Japanese IT giant GMO Internet has recently revealed it is leaving the bitcoin mining hardware sector after it endured a huge loss this year, over the cryptocurrency ecosystem’s year-long bear market.

Through a regulatory filing, according to Finance Magnates, the IT giant revealed that as the price of cryptocurrencies drops, the profitability of its crypto mining chips drops as well. The filing reads:

After taking into consideration changes in the current business environment, the Company expects that it is difficult to recover the carrying amounts of the in-house-mining-related business assets, and therefore, it has been decided to record an extraordinary loss.

The company’s move comes little over a year after it decided to enter the sector, and a shortly after it revealed its 7nm bitcoin miner, which it claimed would be an influential machine in the industry over its high hashing power and low electricity consumption. A key reason behind its move, the report states, is declining user interest.

The ‘extraordinary loss’ it refers to is of 35.5 billion Japanese Yen (JPY), equivalent to about $318 million. These losses, it adds, will see GMO Internet no longer “develop, manufacture, and sell mining machines.” Despite the move, it’s still set to continue its in-house mining operation, although it’ll relocate it to a mining center where it’ll pay less for energy.

GMO’s mining business has seen it lose over $5.5 million in the third quarter of this year, and $3.5 million in the second quarter. As CryptoGlobe covered the ASIC producer is now down over $8.7 million since the first quarter of 2018.

The IT giant also has its own cryptocurrency exchange called GMO Coin, which as covered decided to only list BCH and not Bitcoin Cash Satoshi’s Vision (BSV).
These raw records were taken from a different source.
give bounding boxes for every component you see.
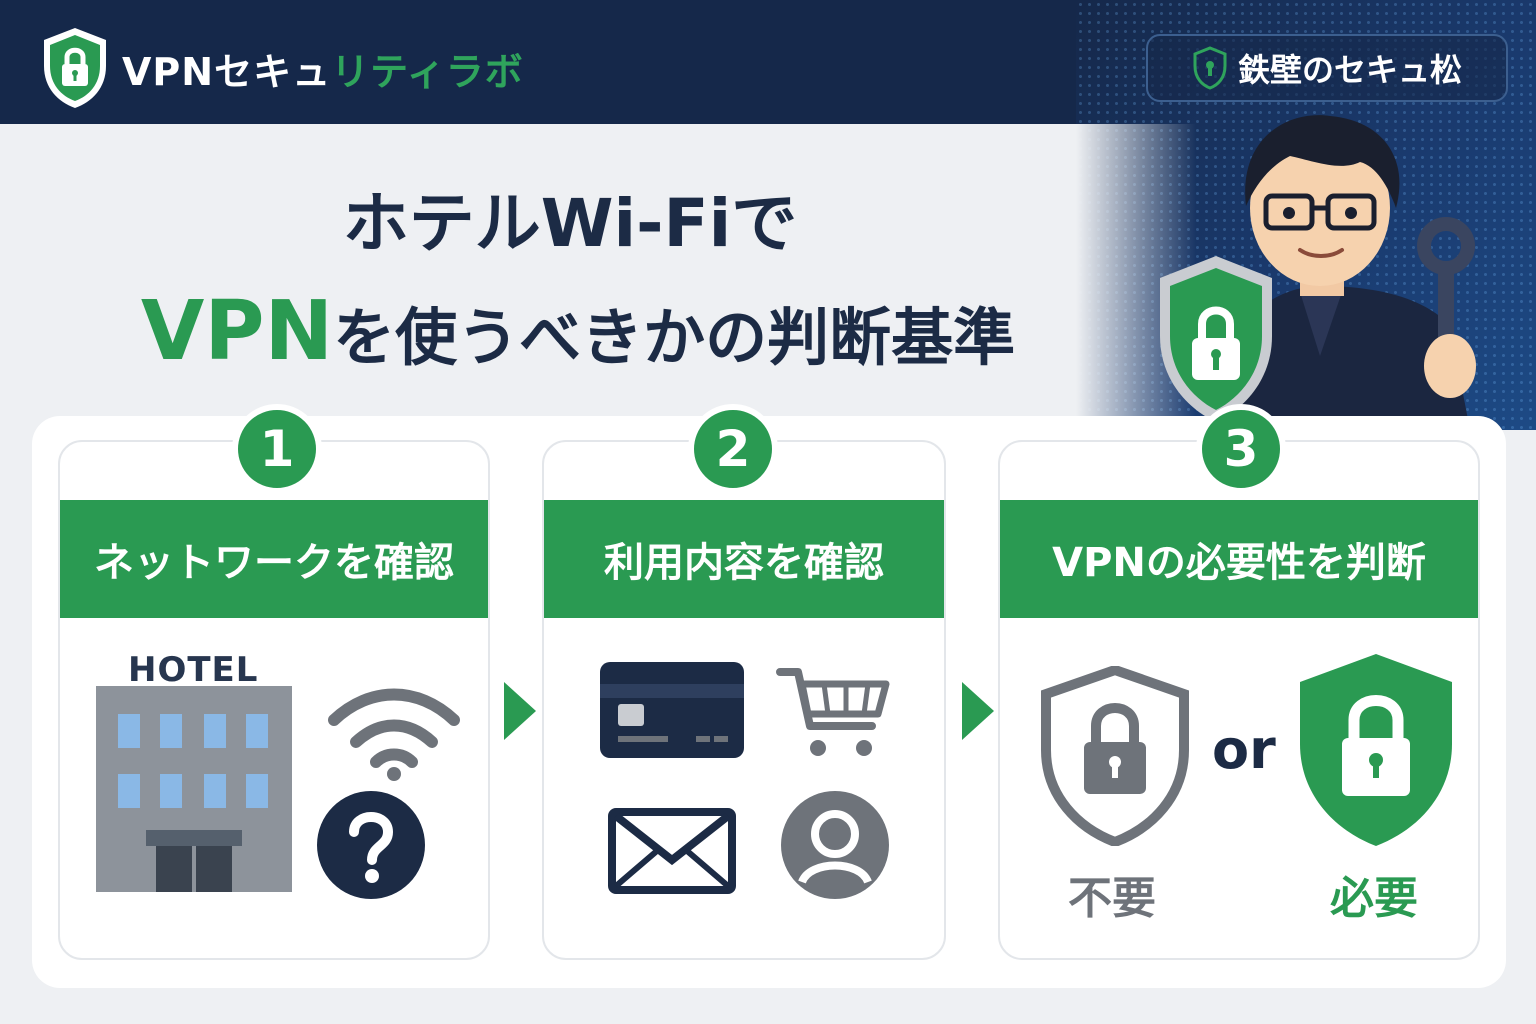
mail-icon [608, 808, 736, 894]
title-rest: を使うべきかの判断基準 [333, 301, 1016, 374]
hotel-building-icon [96, 686, 292, 892]
step-number: 1 [232, 404, 322, 494]
arrow-right-icon [504, 682, 536, 740]
step-number: 2 [688, 404, 778, 494]
logo-text: VPNセキュリティラボ [122, 41, 524, 96]
shield-lock-icon [1041, 666, 1189, 846]
user-icon [781, 791, 889, 899]
step-title: ネットワークを確認 [60, 500, 488, 618]
author-badge[interactable]: 鉄壁のセキュ松 [1146, 34, 1508, 102]
logo-text-white: VPNセキュ [122, 49, 332, 94]
shopping-cart-icon [776, 668, 890, 756]
shield-lock-icon [1193, 46, 1227, 90]
wifi-icon [328, 688, 460, 781]
title-line-1: ホテルWi-Fiで [342, 185, 798, 262]
option-needed: 必要 [1330, 873, 1418, 924]
page-title: ホテルWi-Fiで VPNを使うべきかの判断基準 [0, 170, 1100, 379]
badge-label: 鉄壁のセキュ松 [1237, 51, 1462, 89]
title-accent: VPN [140, 284, 334, 379]
step-title: 利用内容を確認 [544, 500, 944, 618]
shield-lock-icon [44, 28, 106, 108]
mascot-illustration [1160, 115, 1476, 430]
hotel-sign: HOTEL [128, 650, 259, 690]
or-label: or [1212, 718, 1276, 781]
step-title: VPNの必要性を判断 [1000, 500, 1478, 618]
question-icon [317, 791, 425, 899]
site-logo[interactable]: VPNセキュリティラボ [40, 24, 524, 112]
logo-text-green: リティラボ [331, 49, 524, 94]
step-number: 3 [1196, 404, 1286, 494]
arrow-right-icon [962, 682, 994, 740]
shield-lock-icon [1300, 654, 1452, 846]
option-not-needed: 不要 [1068, 873, 1156, 924]
credit-card-icon [600, 662, 744, 758]
title-line-2: VPNを使うべきかの判断基準 [0, 284, 1100, 379]
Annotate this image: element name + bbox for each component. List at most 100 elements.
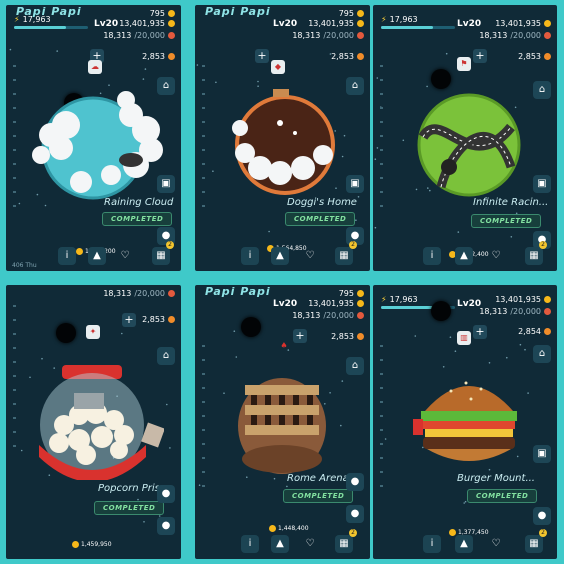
stars-value: 2,853 <box>142 52 165 61</box>
star-coin-icon <box>544 53 551 60</box>
star-dot <box>18 202 21 205</box>
progress-track <box>13 65 16 215</box>
shop-button[interactable]: ▦ <box>152 247 170 265</box>
shop-button[interactable]: ▦ <box>525 247 543 265</box>
star-dot <box>510 236 513 238</box>
completed-badge: COMPLETED <box>471 214 542 228</box>
level-label: Lv20 <box>94 19 119 29</box>
notification-badge: 2 <box>539 241 547 249</box>
tomato-button[interactable]: ● <box>346 505 364 523</box>
info-button[interactable]: i <box>241 247 259 265</box>
chest-button[interactable]: ▣ <box>157 175 175 193</box>
star-dot <box>215 81 217 84</box>
chest-button[interactable]: ▣ <box>533 445 551 463</box>
tomato-icon <box>357 312 364 319</box>
add-button[interactable]: + <box>293 329 307 343</box>
star-coin-icon <box>168 53 175 60</box>
add-button[interactable]: + <box>473 325 487 339</box>
cloud-pin-icon: ☁ <box>88 60 102 74</box>
tomato-max: /20,000 <box>323 31 354 40</box>
heart-button[interactable]: ♡ <box>301 535 319 553</box>
coin-button[interactable]: ● <box>346 473 364 491</box>
bottom-small-text: 406 Thu <box>12 262 37 269</box>
completed-badge: COMPLETED <box>102 212 173 226</box>
star-dot <box>233 330 236 332</box>
game-panel-popcorn-prison: 18,313/20,000 + 2,853 ✦ ⌂ Popcorn Priso … <box>6 285 181 559</box>
heart-button[interactable]: ♡ <box>487 535 505 553</box>
info-button[interactable]: i <box>58 247 76 265</box>
tomato-button[interactable]: ● <box>533 507 551 525</box>
coin-icon <box>544 296 551 303</box>
stars-value: 2,853 <box>142 315 165 324</box>
level-label: Lv20 <box>457 299 482 309</box>
game-panel-burger-mountain: ⚡ 17,963 Lv20 13,401,935 18,313/20,000 + … <box>373 285 557 559</box>
rocket-button[interactable]: ▲ <box>88 247 106 265</box>
info-button[interactable]: i <box>241 535 259 553</box>
coin-total: 1,459,950 <box>72 541 112 548</box>
completed-badge: COMPLETED <box>467 489 538 503</box>
star-dot <box>449 336 452 338</box>
shop-button[interactable]: ▦ <box>525 535 543 553</box>
coin-icon <box>357 20 364 27</box>
chest-button[interactable]: ▣ <box>533 175 551 193</box>
star-dot <box>169 447 171 449</box>
camera-button[interactable]: ⌂ <box>157 347 175 365</box>
rocket-button[interactable]: ▲ <box>271 247 289 265</box>
tomato-button[interactable]: ● <box>157 517 175 535</box>
planet-name: Raining Cloud <box>104 197 174 208</box>
black-hole-icon <box>431 301 451 321</box>
tomato-counter: 18,313/20,000 <box>103 289 175 298</box>
info-button[interactable]: i <box>423 247 441 265</box>
star-dot <box>519 343 522 346</box>
add-button[interactable]: + <box>122 313 136 327</box>
coin-icon <box>544 20 551 27</box>
notification-badge: 2 <box>539 529 547 537</box>
heart-button[interactable]: ♡ <box>301 247 319 265</box>
star-dot <box>464 500 467 503</box>
rocket-button[interactable]: ▲ <box>271 535 289 553</box>
gold-counter: 13,401,935 <box>495 295 551 304</box>
camera-button[interactable]: ⌂ <box>533 345 551 363</box>
star-dot <box>142 78 145 80</box>
coin-icon <box>72 541 79 548</box>
rocket-button[interactable]: ▲ <box>455 535 473 553</box>
add-button[interactable]: + <box>255 49 269 63</box>
bolt-icon: ⚡ <box>381 15 387 24</box>
completed-badge: COMPLETED <box>285 212 356 226</box>
game-panel-raining-cloud: Papi Papi ⚡ 17,963 Lv20 795 13,401,935 18… <box>6 5 181 271</box>
heart-button[interactable]: ♡ <box>116 247 134 265</box>
star-dot <box>384 438 387 440</box>
tomato-counter: 18,313/20,000 <box>292 311 364 320</box>
star-dot <box>41 357 43 360</box>
star-dot <box>212 170 214 172</box>
star-dot <box>143 521 145 523</box>
star-coin-icon <box>168 316 175 323</box>
chest-button[interactable]: ▣ <box>346 175 364 193</box>
stars-counter: 2,853 <box>142 52 175 61</box>
add-button[interactable]: + <box>473 49 487 63</box>
coin-button[interactable]: ● <box>157 485 175 503</box>
camera-button[interactable]: ⌂ <box>346 357 364 375</box>
star-dot <box>506 356 508 359</box>
energy-counter: ⚡ 17,963 <box>381 15 455 29</box>
camera-button[interactable]: ⌂ <box>346 77 364 95</box>
fries-pin-icon: ▥ <box>457 331 471 345</box>
planet-name: Doggi's Home <box>287 197 357 208</box>
info-button[interactable]: i <box>423 535 441 553</box>
rome-arena-planet <box>238 378 326 474</box>
popcorn-prison-planet <box>39 365 164 480</box>
doggis-home-planet <box>232 89 335 195</box>
coin-total-value: 1,459,950 <box>81 541 112 548</box>
tomato-icon <box>168 290 175 297</box>
shop-button[interactable]: ▦ <box>335 247 353 265</box>
shop-button[interactable]: ▦ <box>335 535 353 553</box>
rocket-button[interactable]: ▲ <box>455 247 473 265</box>
camera-button[interactable]: ⌂ <box>533 81 551 99</box>
progress-track <box>202 65 205 215</box>
coin-icon <box>357 10 364 17</box>
gold-value: 13,401,935 <box>495 19 541 28</box>
heart-button[interactable]: ♡ <box>487 247 505 265</box>
star-dot <box>223 392 225 394</box>
coin-icon <box>449 529 456 536</box>
tomato-counter: 18,313/20,000 <box>292 31 364 40</box>
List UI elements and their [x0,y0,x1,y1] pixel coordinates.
The company is set to launch its own yen-backed stablecoin next year, and launched its BTC mining operation in September of last year.

Notably this year’s bear market has seen various cryptocurrency miners shut down their operations, and as such it’s notable GMO is still running its machines. As covered, bitcoin’s hashrate plummeted as miners kept struggling to stay afloat. This, according to some, reduces the network’s security.